One of the few actions that the new secretary has taken? Restore the bonuses.

Yeah. That’ll help.

This entry was posted in Veterans’ Issues on by Hognose.

About Hognose

Former Special Forces 11B2S, later 18B, weapons man. (Also served in intelligence and operations jobs in SF).

3 thoughts on “VA: The Next Whitewash

Bill K

“It was this spirit of national efficiency in the Circumlocution Office that had gradually led to its having something to do with everything…

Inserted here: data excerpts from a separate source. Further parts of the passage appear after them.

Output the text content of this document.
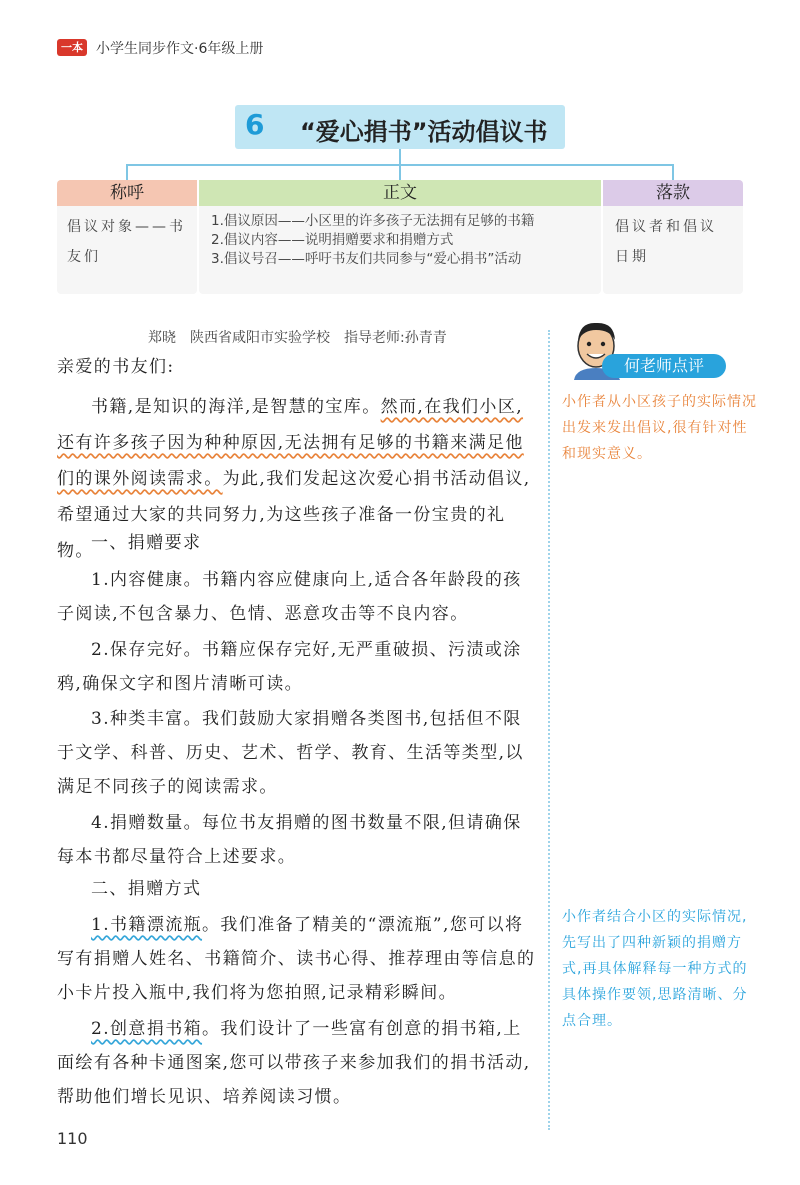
一本 小学生同步作文·6年级上册
6 “爱心捐书”活动倡议书
称呼
倡议对象——书友们
正文
1.倡议原因——小区里的许多孩子无法拥有足够的书籍
2.倡议内容——说明捐赠要求和捐赠方式
3.倡议号召——呼吁书友们共同参与“爱心捐书”活动
落款
倡议者和倡议日期
郑晓　陕西省咸阳市实验学校　指导老师:孙青青
亲爱的书友们:
书籍,是知识的海洋,是智慧的宝库。然而,在我们小区,还有许多孩子因为种种原因,无法拥有足够的书籍来满足他们的课外阅读需求。为此,我们发起这次爱心捐书活动倡议,希望通过大家的共同努力,为这些孩子准备一份宝贵的礼物。
一、捐赠要求
1.内容健康。书籍内容应健康向上,适合各年龄段的孩子阅读,不包含暴力、色情、恶意攻击等不良内容。
2.保存完好。书籍应保存完好,无严重破损、污渍或涂鸦,确保文字和图片清晰可读。
3.种类丰富。我们鼓励大家捐赠各类图书,包括但不限于文学、科普、历史、艺术、哲学、教育、生活等类型,以满足不同孩子的阅读需求。
4.捐赠数量。每位书友捐赠的图书数量不限,但请确保每本书都尽量符合上述要求。
二、捐赠方式
1.书籍漂流瓶。我们准备了精美的“漂流瓶”,您可以将写有捐赠人姓名、书籍简介、读书心得、推荐理由等信息的小卡片投入瓶中,我们将为您拍照,记录精彩瞬间。
2.创意捐书箱。我们设计了一些富有创意的捐书箱,上面绘有各种卡通图案,您可以带孩子来参加我们的捐书活动,帮助他们增长见识、培养阅读习惯。
何老师点评
小作者从小区孩子的实际情况出发来发出倡议,很有针对性和现实意义。
小作者结合小区的实际情况,先写出了四种新颖的捐赠方式,再具体解释每一种方式的具体操作要领,思路清晰、分点合理。
110
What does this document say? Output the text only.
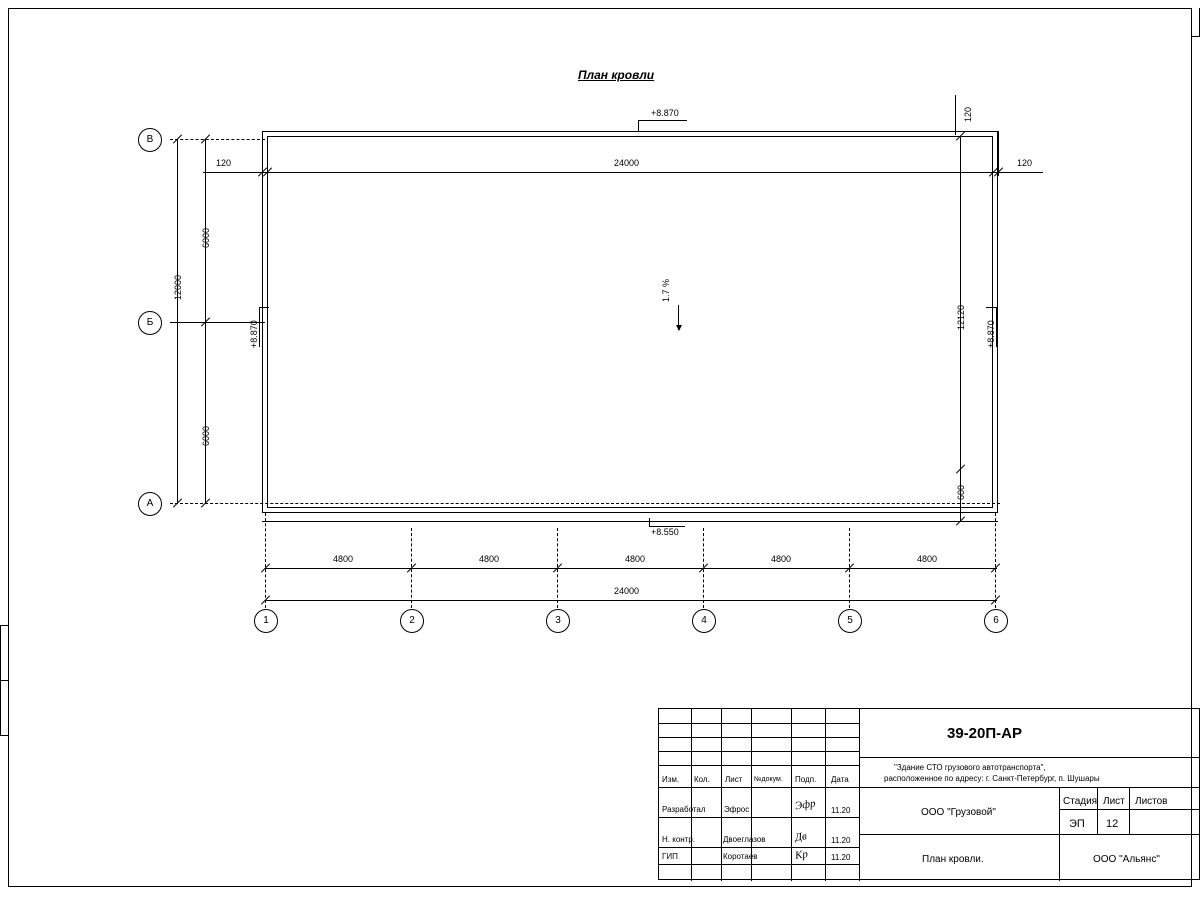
План кровли
1.7 %
+8.870
+8.870	+8.870
+8.550
120	24000	120
120
12000
6000
6000
12120
600
4800	4800	4800	4800	4800
24000
В
Б
А
1	2	3	4	5	6
Изм. Кол. Лист №докум. Подп. Дата
Разработал Эфрос	Эфр 11.20
Н. контр.	Двоеглазов	Дв	11.20
ГИП	Коротаев	Кр	11.20
39-20П-АР
"Здание СТО грузового автотранспорта",
расположенное по адресу: г. Санкт-Петербург, п. Шушары
ООО "Грузовой"
Стадия Лист Листов
ЭП 12
План кровли.	ООО "Альянс"
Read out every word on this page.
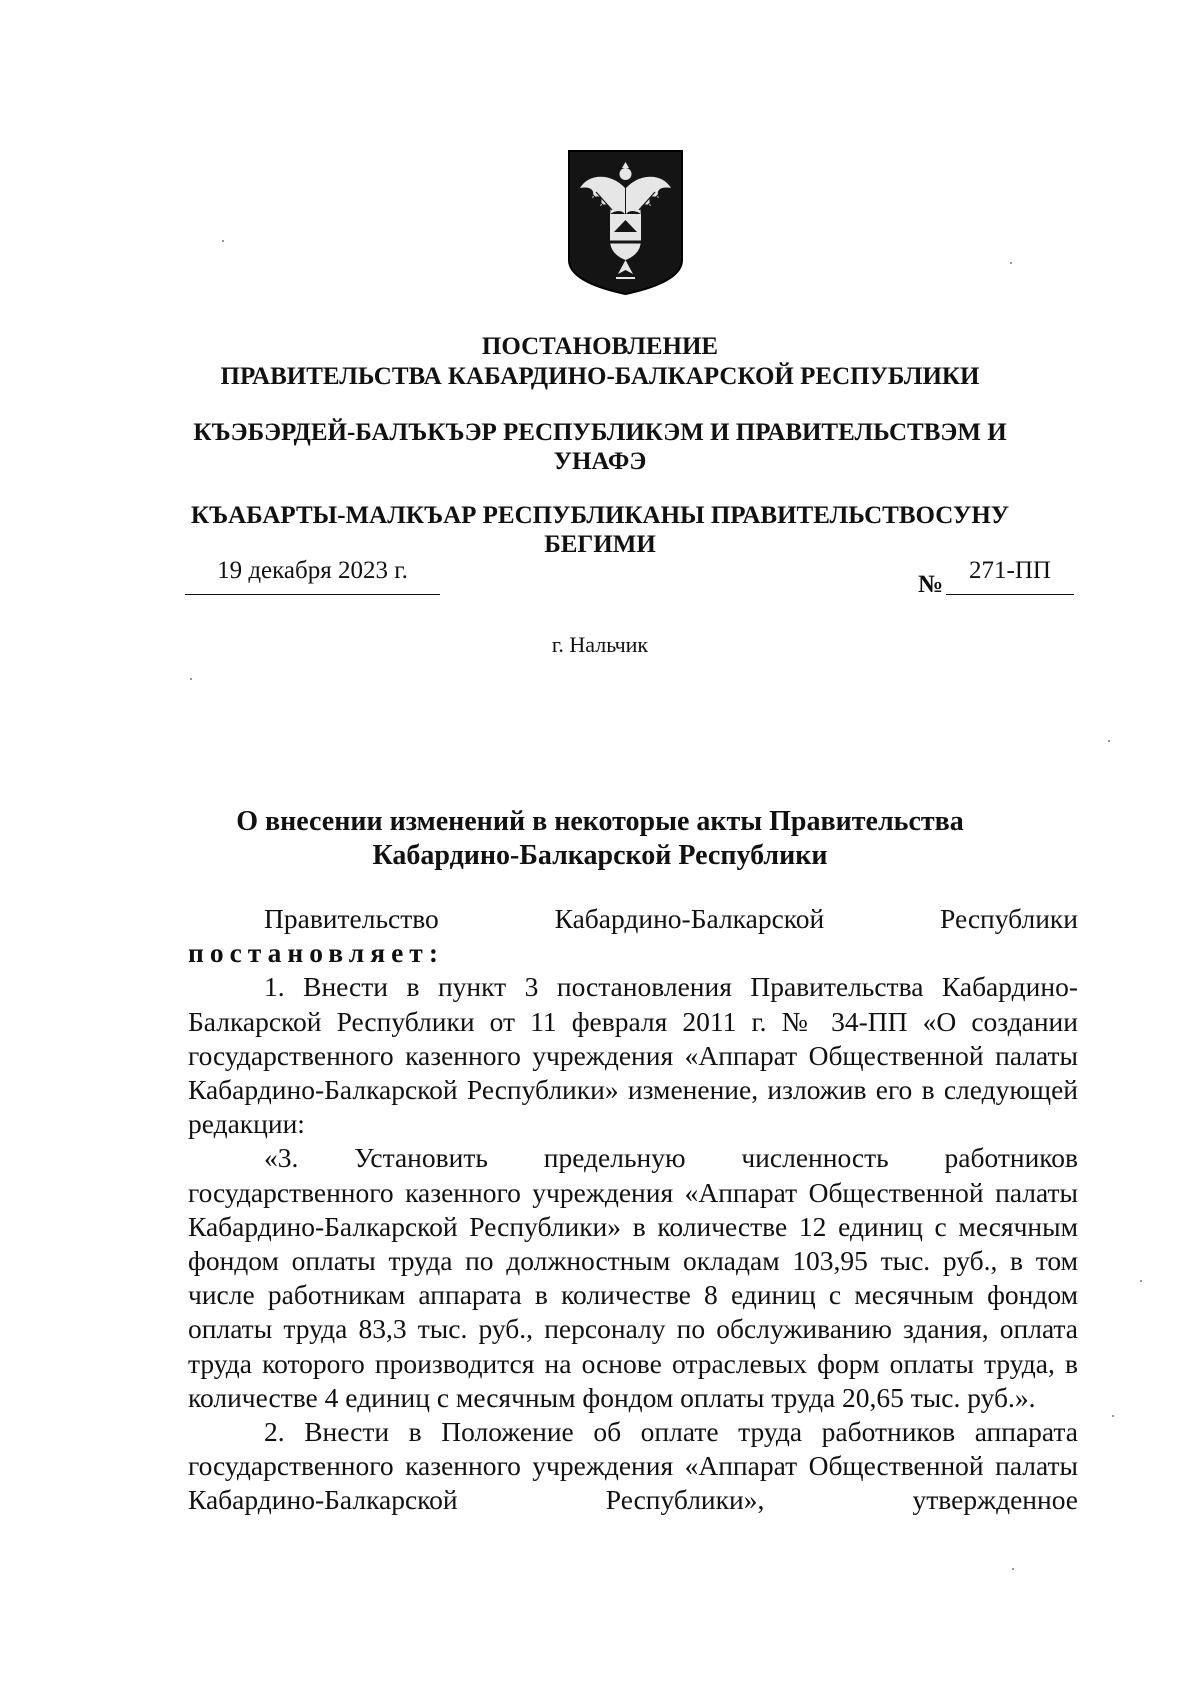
ПОСТАНОВЛЕНИЕ
ПРАВИТЕЛЬСТВА КАБАРДИНО-БАЛКАРСКОЙ РЕСПУБЛИКИ
КЪЭБЭРДЕЙ-БАЛЪКЪЭР РЕСПУБЛИКЭМ И ПРАВИТЕЛЬСТВЭМ И
УНАФЭ
КЪАБАРТЫ-МАЛКЪАР РЕСПУБЛИКАНЫ ПРАВИТЕЛЬСТВОСУНУ
БЕГИМИ
19 декабря 2023 г.
№
271-ПП
г. Нальчик
О внесении изменений в некоторые акты Правительства
Кабардино-Балкарской Республики

Правительство Кабардино-Балкарской Республики

постановляет:

1. Внести в пункт 3 постановления Правительства Кабардино-Балкарской Республики от 11 февраля 2011 г. № 34-ПП «О создании государственного казенного учреждения «Аппарат Общественной палаты Кабардино-Балкарской Республики» изменение, изложив его в следующей редакции:

«3. Установить предельную численность работников государственного казенного учреждения «Аппарат Общественной палаты Кабардино-Балкарской Республики» в количестве 12 единиц с месячным фондом оплаты труда по должностным окладам 103,95 тыс. руб., в том числе работникам аппарата в количестве 8 единиц с месячным фондом оплаты труда 83,3 тыс. руб., персоналу по обслуживанию здания, оплата труда которого производится на основе отраслевых форм оплаты труда, в количестве 4 единиц с месячным фондом оплаты труда 20,65 тыс. руб.».

2. Внести в Положение об оплате труда работников аппарата государственного казенного учреждения «Аппарат Общественной палаты Кабардино-Балкарской Республики», утвержденное
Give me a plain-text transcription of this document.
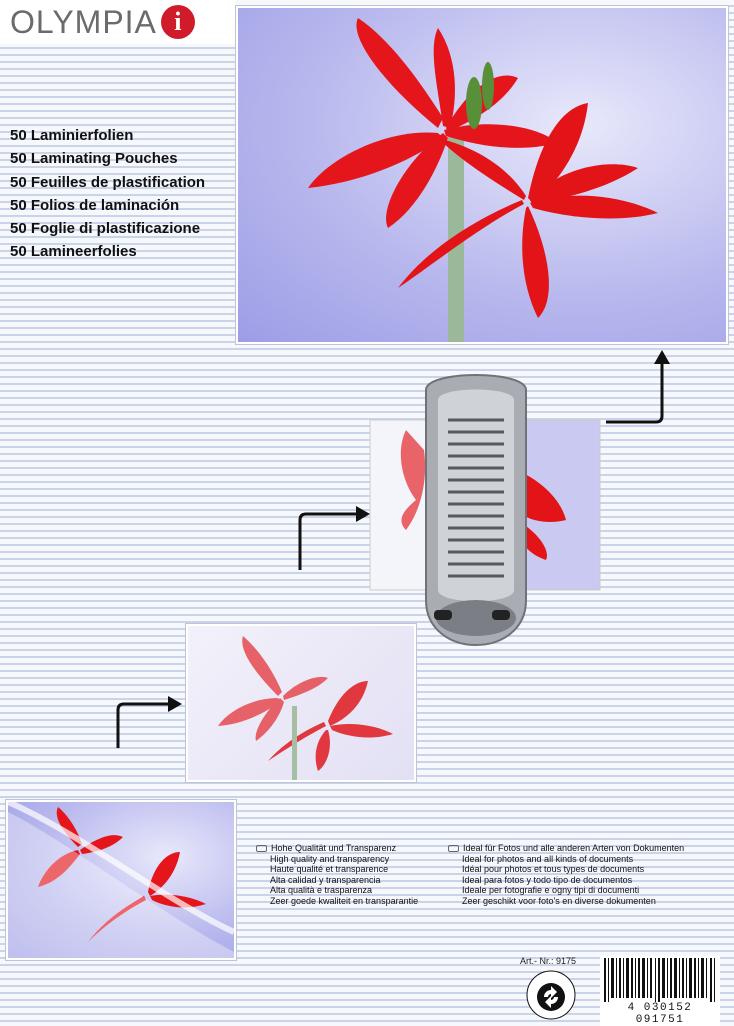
OLYMPIA i
50 Laminierfolien
50 Laminating Pouches
50 Feuilles de plastification
50 Folios de laminación
50 Foglie di plastificazione
50 Lamineerfolies
Hohe Qualität und Transparenz
High quality and transparency
Haute qualité et transparence
Alta calidad y transparencia
Alta qualità e trasparenza
Zeer goede kwaliteit en transparantie
Ideal für Fotos und alle anderen Arten von Dokumenten
Ideal for photos and all kinds of documents
Idéal pour photos et tous types de documents
Ideal para fotos y todo tipo de documentos
Ideale per fotografie e ogny tipi di documenti
Zeer geschikt voor foto's en diverse dokumenten
Art.- Nr.: 9175
4 030152 091751
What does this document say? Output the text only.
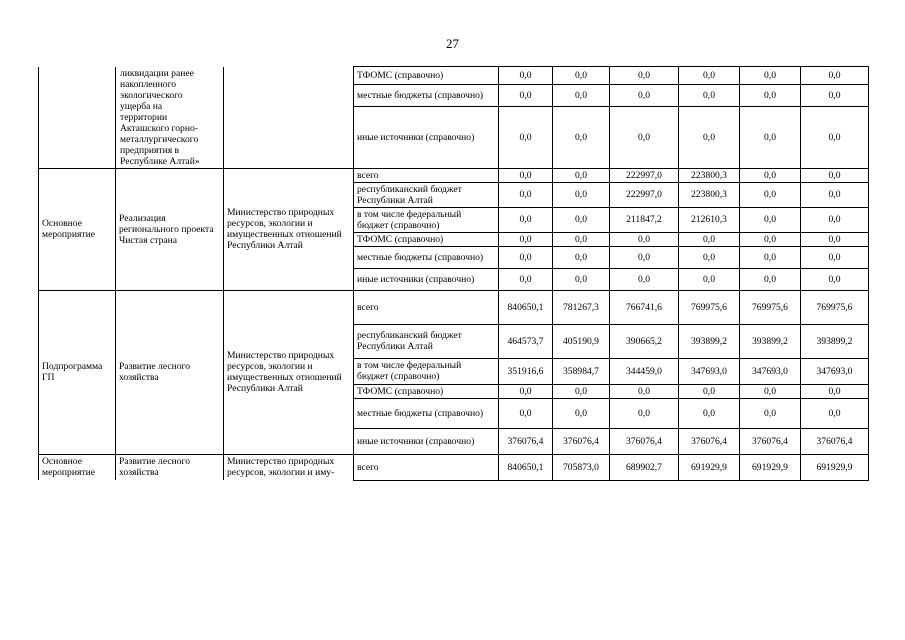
27
	ликвидации ранее накопленного экологического ущерба на территории Акташского горно-металлургического предприятия в Республике Алтай»		ТФОМС (справочно)	0,0	0,0	0,0	0,0	0,0	0,0
			местные бюджеты (справочно)	0,0	0,0	0,0	0,0	0,0	0,0
			иные источники (справочно)	0,0	0,0	0,0	0,0	0,0	0,0
Основное мероприятие	Реализация регионального проекта Чистая страна	Министерство природных ресурсов, экологии и имущественных отношений Республики Алтай	всего	0,0	0,0	222997,0	223800,3	0,0	0,0
			республиканский бюджет Республики Алтай	0,0	0,0	222997,0	223800,3	0,0	0,0
			в том числе федеральный бюджет (справочно)	0,0	0,0	211847,2	212610,3	0,0	0,0
			ТФОМС (справочно)	0,0	0,0	0,0	0,0	0,0	0,0
			местные бюджеты (справочно)	0,0	0,0	0,0	0,0	0,0	0,0
			иные источники (справочно)	0,0	0,0	0,0	0,0	0,0	0,0
Подпрограмма ГП	Развитие лесного хозяйства	Министерство природных ресурсов, экологии и имущественных отношений Республики Алтай	всего	840650,1	781267,3	766741,6	769975,6	769975,6	769975,6
			республиканский бюджет Республики Алтай	464573,7	405190,9	390665,2	393899,2	393899,2	393899,2
			в том числе федеральный бюджет (справочно)	351916,6	358984,7	344459,0	347693,0	347693,0	347693,0
			ТФОМС (справочно)	0,0	0,0	0,0	0,0	0,0	0,0
			местные бюджеты (справочно)	0,0	0,0	0,0	0,0	0,0	0,0
			иные источники (справочно)	376076,4	376076,4	376076,4	376076,4	376076,4	376076,4
Основное мероприятие	Развитие лесного хозяйства	Министерство природных ресурсов, экологии и иму-	всего	840650,1	705873,0	689902,7	691929,9	691929,9	691929,9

Numbers of people were lost in the Circumlocution Office. Unfortunates with wrongs, or with projects for the general welfare (and they had better have had wrongs at first, than have taken that bitter English recipe for certainly getting them), who in slow lapse of time and agony had passed safely through other public departments; who, according to rule, had been bullied in this, over-reached by that, and evaded by the other; got referred at last to the Circumlocution Office, and never reappeared in the light of day. Boards sat upon them, secretaries minuted upon them, commissioners gabbled about them, clerks registered, entered, checked, and ticked them off, and they melted away. In short, all the business of the country went through the Circumlocution Office, except the business that never came out of it; and its name was Legion.
” – From Little Dorrit, by Charles Dickens

Wise Cave Owl

ISIS could clean up this ZOGmess really fast. Heads would roll

Aesop

This is like watching the train wreck in the early part of The Fugitive.

In slow motion.

On an endless loop.

And I swear, the dominant selection criteria for management in the VA has to be having the memory of a fruit fly.